И я рисовал. Тёмные стремительные линии, оставленные чёрным угольком, медленно раскрывали взору гордую тонкую шею, хрупкие плечи и лёгкие линии ключиц. Я растушёвывал каждую черту, чтобы сделать изображение ярче, объёмнее, естественнее. Солнце изливало на бумагу свет, показывая плавные переходы каждого штриха, контура, каждого оставленного мною следа. В моих глазах снова вспыхнул образ Лили: я понял, какие хочу изобразить губы, носик, брови и… глаза. Нет, её глаза слишком хороши, чтобы рисовать их, заглянув в эту глубину всего пару раз. Я начал с бровей: тёмные и изящно-широкие, предающие её лицу особую естественность и выразительность, женственность и оригинальность. Я прорисовывал каждую линию, я восстанавливал в памяти воспоминания трёхдневной давности… Чёрт подери, что со мной?! Точно вспышкой мне дало в глаза и заставило отшатнуться от мольберта. Не может быть, я рисовал её! Я смотрел на эту длинную шею, которая говорила об её осанке, на этот смелый разлёт бровей, на аккуратный носик и покатые плечи. На начинающие проявляться глаза, на вырисовывающиеся мелкими штрихами губы и чувствовал, что становлюсь сумасшедшим. Время… уже далеко за полдень и новые переливы солнца предавали её смутным чертам, чёрным на белом, какую-то особенно чарующую грусть и нежность. Я сравнивал её портрет с тем лицом, что помнил.

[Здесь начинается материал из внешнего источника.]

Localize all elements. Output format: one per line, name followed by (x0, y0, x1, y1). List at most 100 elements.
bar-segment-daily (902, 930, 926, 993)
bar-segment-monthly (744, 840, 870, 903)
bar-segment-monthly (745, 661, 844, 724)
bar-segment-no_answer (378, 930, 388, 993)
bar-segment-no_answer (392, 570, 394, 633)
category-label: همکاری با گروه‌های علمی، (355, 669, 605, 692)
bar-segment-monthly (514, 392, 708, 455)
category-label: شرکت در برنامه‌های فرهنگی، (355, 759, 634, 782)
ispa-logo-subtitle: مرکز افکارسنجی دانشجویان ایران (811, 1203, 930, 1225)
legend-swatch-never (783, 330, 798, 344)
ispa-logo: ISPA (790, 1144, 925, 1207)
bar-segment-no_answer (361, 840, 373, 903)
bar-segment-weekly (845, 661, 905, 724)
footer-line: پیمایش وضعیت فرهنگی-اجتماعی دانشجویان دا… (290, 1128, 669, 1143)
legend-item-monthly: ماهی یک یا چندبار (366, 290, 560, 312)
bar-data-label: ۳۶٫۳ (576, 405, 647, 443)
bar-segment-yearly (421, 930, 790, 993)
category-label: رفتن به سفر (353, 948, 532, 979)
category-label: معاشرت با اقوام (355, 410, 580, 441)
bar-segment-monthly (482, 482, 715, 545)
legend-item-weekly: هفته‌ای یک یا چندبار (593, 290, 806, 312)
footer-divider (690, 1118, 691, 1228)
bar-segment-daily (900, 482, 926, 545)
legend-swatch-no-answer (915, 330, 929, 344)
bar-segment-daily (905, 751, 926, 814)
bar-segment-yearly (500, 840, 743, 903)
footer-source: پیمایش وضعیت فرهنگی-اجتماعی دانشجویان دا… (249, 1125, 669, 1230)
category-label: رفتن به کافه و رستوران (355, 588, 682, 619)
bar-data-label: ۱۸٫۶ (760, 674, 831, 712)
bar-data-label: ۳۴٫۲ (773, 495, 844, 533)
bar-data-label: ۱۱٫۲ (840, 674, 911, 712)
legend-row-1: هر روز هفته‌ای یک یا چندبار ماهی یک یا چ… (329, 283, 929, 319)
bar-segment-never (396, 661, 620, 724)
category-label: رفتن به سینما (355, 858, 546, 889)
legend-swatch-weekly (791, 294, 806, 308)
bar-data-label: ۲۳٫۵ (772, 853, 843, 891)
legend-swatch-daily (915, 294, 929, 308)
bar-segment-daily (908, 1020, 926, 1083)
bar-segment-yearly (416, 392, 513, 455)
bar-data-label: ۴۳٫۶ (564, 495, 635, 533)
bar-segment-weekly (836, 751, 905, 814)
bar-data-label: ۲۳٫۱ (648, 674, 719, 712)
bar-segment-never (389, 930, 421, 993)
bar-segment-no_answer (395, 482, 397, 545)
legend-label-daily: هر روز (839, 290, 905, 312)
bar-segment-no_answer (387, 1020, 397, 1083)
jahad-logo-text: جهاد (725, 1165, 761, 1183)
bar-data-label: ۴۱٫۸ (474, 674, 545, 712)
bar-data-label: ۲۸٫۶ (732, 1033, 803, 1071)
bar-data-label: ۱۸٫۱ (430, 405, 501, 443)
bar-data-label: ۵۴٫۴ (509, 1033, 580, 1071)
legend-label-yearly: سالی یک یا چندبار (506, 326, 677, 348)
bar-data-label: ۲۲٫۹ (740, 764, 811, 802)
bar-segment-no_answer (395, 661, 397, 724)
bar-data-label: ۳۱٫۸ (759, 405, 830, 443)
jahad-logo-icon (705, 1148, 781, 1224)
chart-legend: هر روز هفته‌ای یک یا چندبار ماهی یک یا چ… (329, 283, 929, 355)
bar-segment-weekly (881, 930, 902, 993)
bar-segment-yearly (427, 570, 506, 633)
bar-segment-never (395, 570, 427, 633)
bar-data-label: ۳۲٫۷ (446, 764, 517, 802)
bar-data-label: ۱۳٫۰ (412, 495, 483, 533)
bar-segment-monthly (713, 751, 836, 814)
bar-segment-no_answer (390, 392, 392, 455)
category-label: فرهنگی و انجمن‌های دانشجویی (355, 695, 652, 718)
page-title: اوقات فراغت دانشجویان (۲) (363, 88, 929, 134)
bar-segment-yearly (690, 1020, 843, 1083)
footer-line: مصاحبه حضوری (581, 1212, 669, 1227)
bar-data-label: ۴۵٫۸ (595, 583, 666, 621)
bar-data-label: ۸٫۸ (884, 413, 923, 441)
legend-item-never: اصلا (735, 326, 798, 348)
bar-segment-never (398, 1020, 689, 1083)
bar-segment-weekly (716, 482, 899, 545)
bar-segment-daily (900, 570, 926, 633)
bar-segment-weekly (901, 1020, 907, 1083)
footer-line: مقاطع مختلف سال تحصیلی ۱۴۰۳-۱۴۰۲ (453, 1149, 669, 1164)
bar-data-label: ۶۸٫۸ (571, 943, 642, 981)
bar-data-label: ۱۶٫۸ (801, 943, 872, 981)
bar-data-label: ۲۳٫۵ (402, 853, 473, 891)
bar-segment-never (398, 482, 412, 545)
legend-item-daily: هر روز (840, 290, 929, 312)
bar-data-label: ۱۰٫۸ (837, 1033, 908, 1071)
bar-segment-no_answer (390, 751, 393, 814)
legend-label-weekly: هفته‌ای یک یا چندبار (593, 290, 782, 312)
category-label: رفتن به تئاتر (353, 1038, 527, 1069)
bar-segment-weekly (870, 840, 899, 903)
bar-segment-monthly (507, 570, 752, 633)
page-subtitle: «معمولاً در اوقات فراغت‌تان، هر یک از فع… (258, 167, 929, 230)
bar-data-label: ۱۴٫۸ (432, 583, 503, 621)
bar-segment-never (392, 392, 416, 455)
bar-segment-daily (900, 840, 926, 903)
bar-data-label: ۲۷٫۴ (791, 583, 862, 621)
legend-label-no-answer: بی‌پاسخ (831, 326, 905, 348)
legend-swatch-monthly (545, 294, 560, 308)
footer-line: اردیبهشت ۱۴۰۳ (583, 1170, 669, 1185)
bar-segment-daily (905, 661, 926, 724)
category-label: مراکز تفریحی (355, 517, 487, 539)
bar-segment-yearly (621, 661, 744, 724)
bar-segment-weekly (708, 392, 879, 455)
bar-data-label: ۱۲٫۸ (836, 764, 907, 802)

— Исчезни из моей головы, — прошептал я и разорвал портрет на две части.


«Сумасшедший психопат», — констатировало моё подсознание, и все подспудные мысли зааплодировали ему в поддержку. Пыхтя от раздражения, я чувствовал себя в самом гадком состоянии, которое когда-либо со мною было. Твою мать, что это такое?! Я бросил разорванное мною великолепие в горящий камин в гостиной и вернулся на кухню к своему холодному кофе. Выпив полчашки, я вылил остатки, морщась от гущи и горечи и ополоснув чашку, снова вернулся в гостиную. Сев на пол, я бесстрастно смотрел, как тлела бумага с лицом, которое не покидало мои мысли… Я вытащил «портрет», когда от него остался лишь обугленный уголок с легко изогнутой бровью и кончиками подкрученных густых ресниц. Я изучал его взглядом, долго и пристально. Обычная человеческая женская бровь, обычные женские ресницы. Нет в ней ничего особенного. Но какого я тогда хрена достал этот прожжённый кусок бумаги? Мысленно сплюнув, я встал с пола и пошёл в душ, бросив несчастный остаток её «брови» догорать в пламени. Я просто слишком впечатлительный. Этот позор Джессики сыграл со мной в нелёгкою, я остался без Сабы, естественно — это стресс. Не хватает мне ощущений! Не хватает эмоций! Что за чушь я себе возомнил?! Ведь, с другой стороны, где я смогу найти девушку, нормальную, адекватную девушку, которая могла бы делиться со мной и чувствами, и похотью? Разве настоящая чистая душа, которая может любить, способна беспрестанно хотеть для себя рабства, хотеть для себя боли, если так желает, так скажем, любимый человек? И будет ли любимый человек хотеть боли для того, от кого ждёт светлых чувств? «Нет», — ответил я себе, «спроси у своего дедули», — смеялось над моим анализом подсознание. М-да, прекраснейший совет, учитывая то, что дед не знает, чем так увлечён его любезный внук!